The most specific example I can recall would be my thinking about newborns.  Perhaps you’ve also had the same mindset about some of these.  ”Physiologic Jaundice is so common, it’s just normal for babies to be jaundiced.  I don’t know why doctors get so hung up about it.”  or “It is normal for the newborn to have really low vitamin K levels at birth.  They increase by the 7th or 8th day, this is no big deal.” or “They get so hung up on blood glucose levels.  It’s normal for glucose levels to be low when you need to eat.  Just give the baby the breast and she’ll be fine.”

Today, I look at the things I used to say and wonder how I could be so confident in my statements when I didn’t have a full understanding of all the issues.  I also wonder how I always assumed “normal” meant good or safe.

You see, a Type 1 diabetic is going to have high blood sugar levels if they don’t take their insulin – this is the normal functioning of their body because a diabetic does not make insulin so the glucose cannot be metabolized. Yes, this is the normal functioning of the diabetic body, but it is not safe.

“But wait!” you say, “The ‘normal’ newborn is not sick, their body is functioning as it should be.”  That is true. But neither is the ‘normal’ newborn body functioning like a one or two week old, an older child, nor an adult.  Their body is in a state of transition, and it is this existence in a state of transition that makes these “normals” something worth watching a little more closely.

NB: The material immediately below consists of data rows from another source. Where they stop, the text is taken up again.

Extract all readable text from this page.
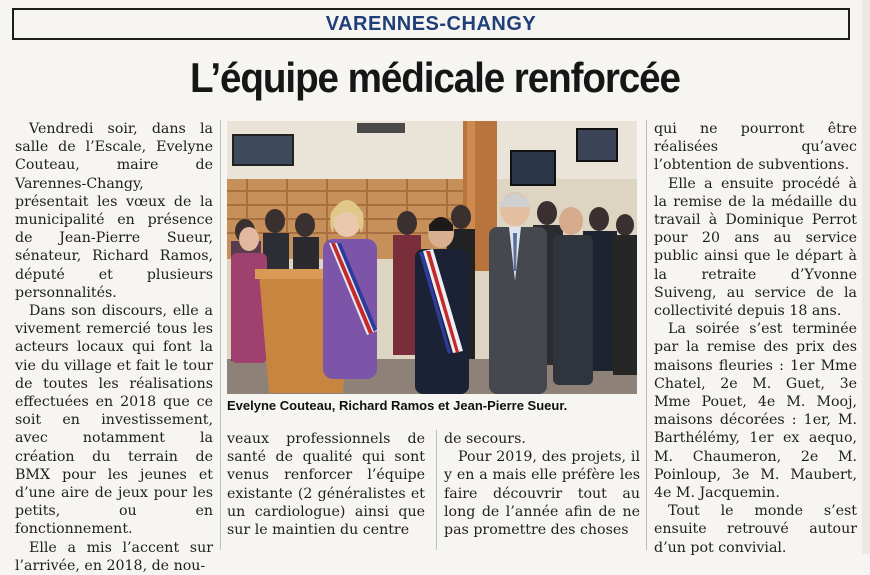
VARENNES-CHANGY
L’équipe médicale renforcée

Vendredi soir, dans la salle de l’Escale, Evelyne Couteau, maire de Varennes-Changy, présentait les vœux de la municipalité en présence de Jean-Pierre Sueur, sénateur, Richard Ramos, député et plusieurs personnalités.

Dans son discours, elle a vivement remercié tous les acteurs locaux qui font la vie du village et fait le tour de toutes les réalisations effectuées en 2018 que ce soit en investissement, avec notamment la création du terrain de BMX pour les jeunes et d’une aire de jeux pour les petits, ou en fonctionnement.

Elle a mis l’accent sur l’arrivée, en 2018, de nou-

Evelyne Couteau, Richard Ramos et Jean-Pierre Sueur.

veaux professionnels de santé de qualité qui sont venus renforcer l’équipe existante (2 généralistes et un cardiologue) ainsi que sur le maintien du centre

de secours.

Pour 2019, des projets, il y en a mais elle préfère les faire découvrir tout au long de l’année afin de ne pas promettre des choses

qui ne pourront être réalisées qu’avec l’obtention de subventions.

Elle a ensuite procédé à la remise de la médaille du travail à Dominique Perrot pour 20 ans au service public ainsi que le départ à la retraite d’Yvonne Suiveng, au service de la collectivité depuis 18 ans.

La soirée s’est terminée par la remise des prix des maisons fleuries : 1er Mme Chatel, 2e M. Guet, 3e Mme Pouet, 4e M. Mooj, maisons décorées : 1er, M. Barthélémy, 1er ex aequo, M. Chaumeron, 2e M. Poinloup, 3e M. Maubert, 4e M. Jacquemin.

Tout le monde s’est ensuite retrouvé autour d’un pot convivial.
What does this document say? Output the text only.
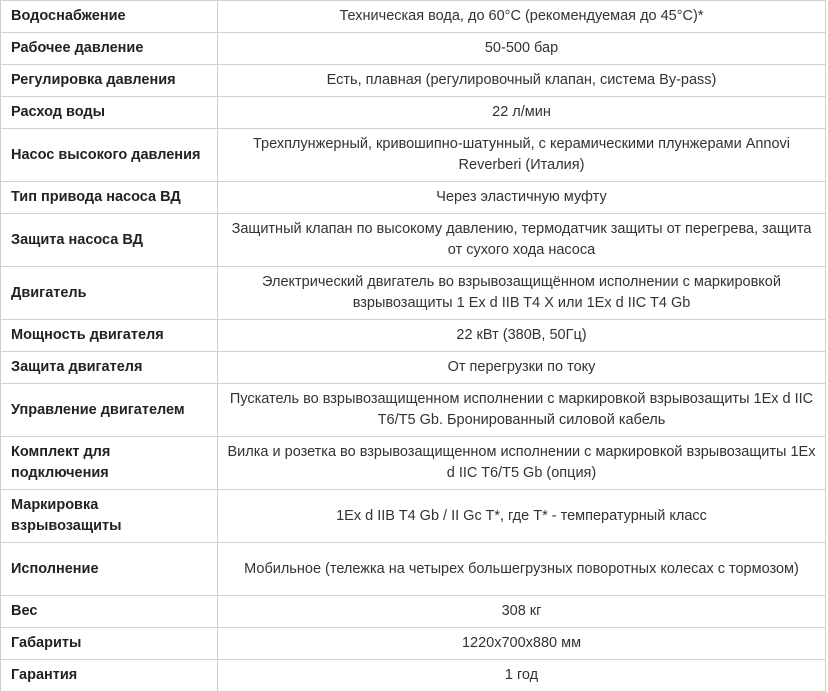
Водоснабжение	Техническая вода, до 60°С (рекомендуемая до 45°С)*
Рабочее давление	50-500 бар
Регулировка давления	Есть, плавная (регулировочный клапан, система By-pass)
Расход воды	22 л/мин
Насос высокого давления	Трехплунжерный, кривошипно-шатунный, с керамическими плунжерами Annovi Reverberi (Италия)
Тип привода насоса ВД	Через эластичную муфту
Защита насоса ВД	Защитный клапан по высокому давлению, термодатчик защиты от перегрева, защита от сухого хода насоса
Двигатель	Электрический двигатель во взрывозащищённом исполнении с маркировкой взрывозащиты 1 Ex d IIB T4 X или 1Ex d IIC T4 Gb
Мощность двигателя	22 кВт (380В, 50Гц)
Защита двигателя	От перегрузки по току
Управление двигателем	Пускатель во взрывозащищенном исполнении с маркировкой взрывозащиты 1Ex d IIC T6/T5 Gb. Бронированный силовой кабель
Комплект для подключения	Вилка и розетка во взрывозащищенном исполнении с маркировкой взрывозащиты 1Ex d IIC T6/T5 Gb (опция)
Маркировка взрывозащиты	1Ex d IIB T4 Gb / II Gc T*, где Т* - температурный класс
Исполнение	Мобильное (тележка на четырех большегрузных поворотных колесах с тормозом)
Вес	308 кг
Габариты	1220х700х880 мм
Гарантия	1 год
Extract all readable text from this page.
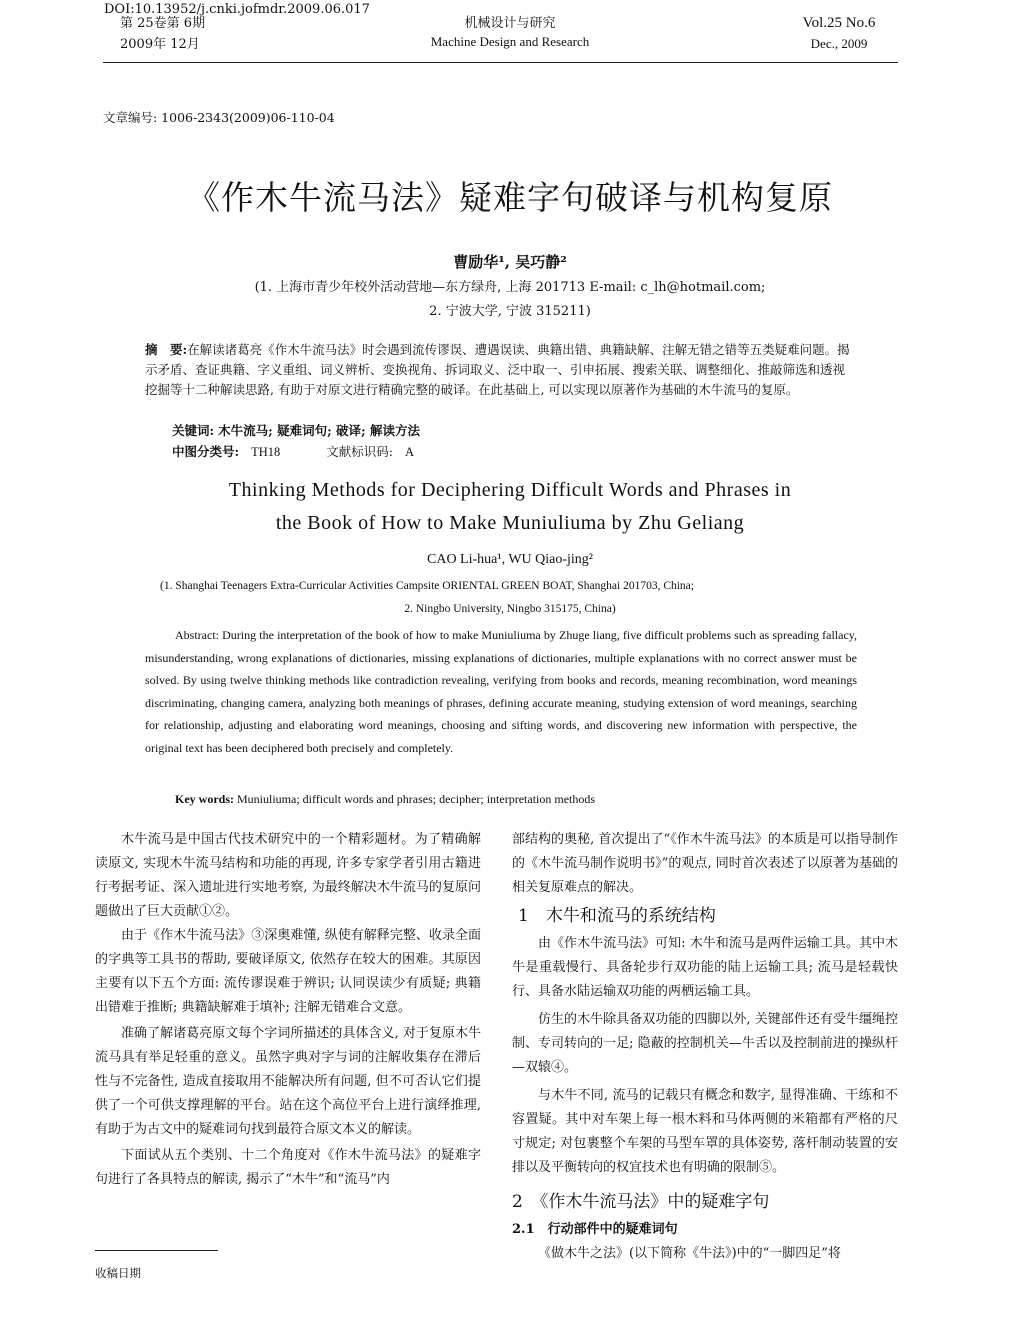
DOI:10.13952/j.cnki.jofmdr.2009.06.017
第 25卷第 6期
2009年 12月
机械设计与研究
Machine Design and Research
Vol.25 No.6
Dec., 2009
文章编号: 1006-2343(2009)06-110-04
《作木牛流马法》疑难字句破译与机构复原
曹励华¹, 吴巧静²
(1. 上海市青少年校外活动营地—东方绿舟, 上海 201713 E-mail: c_lh@hotmail.com;
2. 宁波大学, 宁波 315211)
摘　要:在解读诸葛亮《作木牛流马法》时会遇到流传谬误、遭遇误读、典籍出错、典籍缺解、注解无错之错等五类疑难问题。揭示矛盾、查证典籍、字义重组、词义辨析、变换视角、拆词取义、泛中取一、引申拓展、搜索关联、调整细化、推敲筛选和透视挖掘等十二种解读思路, 有助于对原文进行精确完整的破译。在此基础上, 可以实现以原著作为基础的木牛流马的复原。
关键词: 木牛流马; 疑难词句; 破译; 解读方法
中图分类号: TH18	文献标识码: A
Thinking Methods for Deciphering Difficult Words and Phrases in
the Book of How to Make Muniuliuma by Zhu Geliang
CAO Li-hua¹, WU Qiao-jing²
(1. Shanghai Teenagers Extra-Curricular Activities Campsite ORIENTAL GREEN BOAT, Shanghai 201703, China;
2. Ningbo University, Ningbo 315175, China)
Abstract: During the interpretation of the book of how to make Muniuliuma by Zhuge liang, five difficult problems such as spreading fallacy, misunderstanding, wrong explanations of dictionaries, missing explanations of dictionaries, multiple explanations with no correct answer must be solved. By using twelve thinking methods like contradiction revealing, verifying from books and records, meaning recombination, word meanings discriminating, changing camera, analyzing both meanings of phrases, defining accurate meaning, studying extension of word meanings, searching for relationship, adjusting and elaborating word meanings, choosing and sifting words, and discovering new information with perspective, the original text has been deciphered both precisely and completely.
Key words: Muniuliuma; difficult words and phrases; decipher; interpretation methods

木牛流马是中国古代技术研究中的一个精彩题材。为了精确解读原文, 实现木牛流马结构和功能的再现, 许多专家学者引用古籍进行考据考证、深入遗址进行实地考察, 为最终解决木牛流马的复原问题做出了巨大贡献①②。

由于《作木牛流马法》③深奥难懂, 纵使有解释完整、收录全面的字典等工具书的帮助, 要破译原文, 依然存在较大的困难。其原因主要有以下五个方面: 流传谬误难于辨识; 认同误读少有质疑; 典籍出错难于推断; 典籍缺解难于填补; 注解无错难合文意。

准确了解诸葛亮原文每个字词所描述的具体含义, 对于复原木牛流马具有举足轻重的意义。虽然字典对字与词的注解收集存在滞后性与不完备性, 造成直接取用不能解决所有问题, 但不可否认它们提供了一个可供支撑理解的平台。站在这个高位平台上进行演绎推理, 有助于为古文中的疑难词句找到最符合原文本义的解读。

下面试从五个类别、十二个角度对《作木牛流马法》的疑难字句进行了各具特点的解读, 揭示了“木牛”和“流马”内

收稿日期

部结构的奥秘, 首次提出了“《作木牛流马法》的本质是可以指导制作的《木牛流马制作说明书》”的观点, 同时首次表述了以原著为基础的相关复原难点的解决。

1　木牛和流马的系统结构

由《作木牛流马法》可知: 木牛和流马是两件运输工具。其中木牛是重载慢行、具备轮步行双功能的陆上运输工具; 流马是轻载快行、具备水陆运输双功能的两栖运输工具。

仿生的木牛除具备双功能的四脚以外, 关键部件还有受牛缰绳控制、专司转向的一足; 隐蔽的控制机关—牛舌以及控制前进的操纵杆—双辕④。

与木牛不同, 流马的记载只有概念和数字, 显得准确、干练和不容置疑。其中对车架上每一根木料和马体两侧的米箱都有严格的尺寸规定; 对包裹整个车架的马型车罩的具体姿势, 落杆制动装置的安排以及平衡转向的权宜技术也有明确的限制⑤。

2　《作木牛流马法》中的疑难字句
2.1　行动部件中的疑难词句

《做木牛之法》(以下简称《牛法》)中的“一脚四足”将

Before a baby is born, most of the work of the liver is done by the placenta.  When the baby is born and separated from the placenta, the liver is just a little behind.  It isn’t producing as many of the things needed to help blood coagulate when necessary.  It’s ability to form glucose and store glucose are very immature, as are its production of hormones to regulate carbohydrates.  It’s ability to conjugate bilirubin is limited, as is its ability to break down any medications.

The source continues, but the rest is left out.